Clark’s methodology was generous to would-be claimants, but it was rigorous. She carefully considered all objective evidence supplied in support of a claim. If a claimant alleged a disability, her subsequent maternity records and GP notes were examined for evidence of any treatment or investigation being carried out, which was capable of supporting the fact of the disability. Clark went on to state: ‘That is not to say that all statements and reports were accepted uncritically. Many personal recollections reduced to a statement were simply not corroborated by the contemporaneous medical records of the symphysiotomy delivery. Many applicants did not undergo symphysiotomy. Many subjective and partisan reports were received but excluded in favour of objective contemporaneous reports.’ Where claims could not be reconciled with facts, the claimants had an independent medical examination.

Clark’s practice was to assess a claim as one of ‘significant disability at a relatively low threshold’, once a qualifying procedure (a symphysiotomy) was established. But she insisted, quite rightly, that any claimant had to show that she had indeed undergone a symphysiotomy. Objective evidence capable of supporting a symphysiotomy-related disability also had to be found. As the paucity of evidence became more apparent, Clark regretted some earlier decisions: ‘I believe that early uncritical reliance on medical reports led me to make awards where it is highly probable that no symphysiotomy was performed.’

She said that many applicants ‘should never have persuaded themselves to make a claim for payment for a procedure they did not have’. She thought it possible that advertising by some law firms for women who may have undergone the procedure resulted in many of these unfounded applications. In some instances, it emerged that women who had an episiotomy (a completely different procedure) confused it with symphysiotomy.

Disturbingly, some medical personnel had blindly accepted claims made by a number of applicants. Clark also noted that many statements by ineligible claimants bore an extraordinary similarity to statements of those who had had a symphysiotomy. Women who had not undergone it said things like: ‘I will never forget the sound of the saw cutting into me’; ‘I never bonded with my baby’; ‘I have one leg shorter than the other’; ‘I have flashbacks and panic attacks’; and ‘I have a phobia of hospitals’.

How did so many women come to make false claims? Clark noted the influence of the media narrative: ‘The publicity surrounding the activism for the government to set up a compensation scheme for symphysiotomy victims was quite intense. There can hardly be a person in Ireland who has not been exposed to reports of the procedure described as butchery, akin to Nazi medical experimentation, aggravated sexual assault, a form of female genital mutilation, and much more.’

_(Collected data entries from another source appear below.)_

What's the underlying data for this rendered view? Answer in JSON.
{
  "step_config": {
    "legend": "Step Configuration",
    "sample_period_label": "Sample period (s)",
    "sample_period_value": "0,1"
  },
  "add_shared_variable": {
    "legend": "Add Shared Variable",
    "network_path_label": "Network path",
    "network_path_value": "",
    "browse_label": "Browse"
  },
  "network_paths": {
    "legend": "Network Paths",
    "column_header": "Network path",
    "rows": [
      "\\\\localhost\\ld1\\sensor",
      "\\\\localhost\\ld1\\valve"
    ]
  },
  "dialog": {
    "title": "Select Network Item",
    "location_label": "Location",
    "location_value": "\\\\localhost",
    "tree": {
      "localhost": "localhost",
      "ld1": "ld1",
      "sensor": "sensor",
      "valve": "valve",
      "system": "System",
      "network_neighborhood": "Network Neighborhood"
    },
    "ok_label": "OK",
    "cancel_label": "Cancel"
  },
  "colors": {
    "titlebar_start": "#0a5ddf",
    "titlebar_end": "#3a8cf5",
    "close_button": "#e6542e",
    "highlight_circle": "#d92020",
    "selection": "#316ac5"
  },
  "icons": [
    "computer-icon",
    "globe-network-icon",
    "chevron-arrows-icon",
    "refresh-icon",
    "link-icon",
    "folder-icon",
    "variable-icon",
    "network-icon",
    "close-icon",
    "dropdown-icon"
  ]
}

Clark decided that this created an atmosphere of emotional contagion: ‘It is very probable that the combination of a traumatic birth experience and exposure to other women’s stories has created a self-convincing confabulation of personal history. Another inference is that the possibility of financial payment has influenced suggestible women, and their family members, into self-serving adoption and embracing of the experiences described by others or in the media and created psychosomatic conditions.’

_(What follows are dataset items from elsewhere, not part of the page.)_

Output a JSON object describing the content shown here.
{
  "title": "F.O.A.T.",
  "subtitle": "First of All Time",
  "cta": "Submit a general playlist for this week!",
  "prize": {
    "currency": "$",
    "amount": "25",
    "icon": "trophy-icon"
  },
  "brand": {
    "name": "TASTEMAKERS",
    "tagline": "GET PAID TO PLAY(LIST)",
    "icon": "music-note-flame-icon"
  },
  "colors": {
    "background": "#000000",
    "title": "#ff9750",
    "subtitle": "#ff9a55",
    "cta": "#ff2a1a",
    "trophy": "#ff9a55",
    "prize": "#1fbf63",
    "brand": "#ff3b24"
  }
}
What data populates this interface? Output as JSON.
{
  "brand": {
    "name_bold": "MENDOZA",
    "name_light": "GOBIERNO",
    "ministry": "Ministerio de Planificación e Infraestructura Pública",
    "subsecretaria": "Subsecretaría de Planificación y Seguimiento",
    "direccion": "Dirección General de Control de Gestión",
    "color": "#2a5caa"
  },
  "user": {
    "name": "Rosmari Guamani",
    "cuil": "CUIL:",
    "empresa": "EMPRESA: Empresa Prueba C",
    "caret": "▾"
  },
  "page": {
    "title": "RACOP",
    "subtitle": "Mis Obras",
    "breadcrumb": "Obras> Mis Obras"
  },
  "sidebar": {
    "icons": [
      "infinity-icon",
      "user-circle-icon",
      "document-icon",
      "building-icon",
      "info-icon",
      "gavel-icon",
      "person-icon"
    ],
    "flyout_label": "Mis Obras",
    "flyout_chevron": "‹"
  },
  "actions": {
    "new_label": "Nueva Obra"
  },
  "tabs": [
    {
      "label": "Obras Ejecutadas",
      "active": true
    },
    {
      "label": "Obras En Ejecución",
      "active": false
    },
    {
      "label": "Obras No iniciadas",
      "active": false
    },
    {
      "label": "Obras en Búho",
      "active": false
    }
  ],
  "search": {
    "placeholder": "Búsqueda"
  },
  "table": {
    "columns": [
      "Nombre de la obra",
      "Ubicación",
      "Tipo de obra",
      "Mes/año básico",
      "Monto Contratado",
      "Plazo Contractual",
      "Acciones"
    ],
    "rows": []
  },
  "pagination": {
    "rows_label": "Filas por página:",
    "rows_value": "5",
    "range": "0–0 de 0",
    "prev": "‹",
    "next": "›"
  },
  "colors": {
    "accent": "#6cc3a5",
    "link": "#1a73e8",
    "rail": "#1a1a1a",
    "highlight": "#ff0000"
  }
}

Clark also commented on the curious reaction of some younger claimants, who appeared angry or disappointed when informed that evidence to confirm symphysiotomy was completely absent.

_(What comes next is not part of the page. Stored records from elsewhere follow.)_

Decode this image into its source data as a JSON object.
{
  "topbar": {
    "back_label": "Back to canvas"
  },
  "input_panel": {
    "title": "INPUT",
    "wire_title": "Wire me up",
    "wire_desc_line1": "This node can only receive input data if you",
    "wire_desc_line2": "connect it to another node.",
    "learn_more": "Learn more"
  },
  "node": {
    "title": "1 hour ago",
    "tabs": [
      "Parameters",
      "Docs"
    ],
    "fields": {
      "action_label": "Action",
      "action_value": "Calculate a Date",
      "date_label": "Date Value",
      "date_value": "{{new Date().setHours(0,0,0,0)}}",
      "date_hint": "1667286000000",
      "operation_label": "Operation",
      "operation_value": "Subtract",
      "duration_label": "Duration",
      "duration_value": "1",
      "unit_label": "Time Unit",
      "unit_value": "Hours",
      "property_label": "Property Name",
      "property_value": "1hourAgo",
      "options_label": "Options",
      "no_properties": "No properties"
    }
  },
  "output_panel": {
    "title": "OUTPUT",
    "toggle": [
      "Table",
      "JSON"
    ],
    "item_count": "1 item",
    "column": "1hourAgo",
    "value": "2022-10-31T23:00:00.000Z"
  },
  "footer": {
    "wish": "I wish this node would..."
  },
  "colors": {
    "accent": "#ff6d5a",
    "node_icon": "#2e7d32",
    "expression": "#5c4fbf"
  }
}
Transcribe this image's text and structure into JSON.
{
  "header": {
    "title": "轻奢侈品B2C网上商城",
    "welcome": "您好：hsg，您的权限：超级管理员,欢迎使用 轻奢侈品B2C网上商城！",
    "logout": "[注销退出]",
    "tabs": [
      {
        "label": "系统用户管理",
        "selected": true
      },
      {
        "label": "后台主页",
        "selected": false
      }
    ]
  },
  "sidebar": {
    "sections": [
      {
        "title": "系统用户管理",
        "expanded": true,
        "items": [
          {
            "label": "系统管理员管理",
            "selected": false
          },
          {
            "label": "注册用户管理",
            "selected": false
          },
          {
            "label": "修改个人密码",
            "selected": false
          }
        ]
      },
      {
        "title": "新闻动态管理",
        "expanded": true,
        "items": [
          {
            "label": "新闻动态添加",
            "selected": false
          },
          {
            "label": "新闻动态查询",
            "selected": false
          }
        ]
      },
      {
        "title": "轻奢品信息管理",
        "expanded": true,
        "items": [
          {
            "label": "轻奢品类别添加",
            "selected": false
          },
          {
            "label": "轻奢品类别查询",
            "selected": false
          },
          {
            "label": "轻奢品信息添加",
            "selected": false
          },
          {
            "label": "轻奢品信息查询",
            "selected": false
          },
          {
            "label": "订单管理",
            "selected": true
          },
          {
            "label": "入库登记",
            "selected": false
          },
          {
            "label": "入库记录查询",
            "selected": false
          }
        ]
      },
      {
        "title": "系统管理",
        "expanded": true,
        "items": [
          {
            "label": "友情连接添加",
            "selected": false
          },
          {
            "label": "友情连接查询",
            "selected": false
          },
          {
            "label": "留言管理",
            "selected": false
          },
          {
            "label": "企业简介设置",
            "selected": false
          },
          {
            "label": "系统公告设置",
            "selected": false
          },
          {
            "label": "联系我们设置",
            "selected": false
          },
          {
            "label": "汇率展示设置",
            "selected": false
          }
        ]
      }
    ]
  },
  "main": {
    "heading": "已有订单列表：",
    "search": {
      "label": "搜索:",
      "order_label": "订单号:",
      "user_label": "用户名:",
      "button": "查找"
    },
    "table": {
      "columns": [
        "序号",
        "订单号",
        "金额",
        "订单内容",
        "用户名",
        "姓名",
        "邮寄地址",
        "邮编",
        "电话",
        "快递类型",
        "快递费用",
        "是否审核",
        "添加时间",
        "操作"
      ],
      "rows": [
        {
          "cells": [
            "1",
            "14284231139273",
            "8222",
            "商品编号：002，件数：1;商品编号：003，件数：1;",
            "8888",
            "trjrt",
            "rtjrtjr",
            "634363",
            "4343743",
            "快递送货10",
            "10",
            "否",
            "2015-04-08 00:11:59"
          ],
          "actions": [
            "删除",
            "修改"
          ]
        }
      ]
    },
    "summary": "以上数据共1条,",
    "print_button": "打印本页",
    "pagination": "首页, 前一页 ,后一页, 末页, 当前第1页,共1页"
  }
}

Clark’s report deserves careful reading. It holds lessons for the UK, mired in endless recriminations and inquiries into allegations of historical abuse. It provides a warning of how easily people can be induced to view themselves as victims, in such a fevered atmosphere, when they are not. And it shows why forensic rigour is essential when compensation is claimed.

Barbara Hewson is a barrister. Her views here are personal.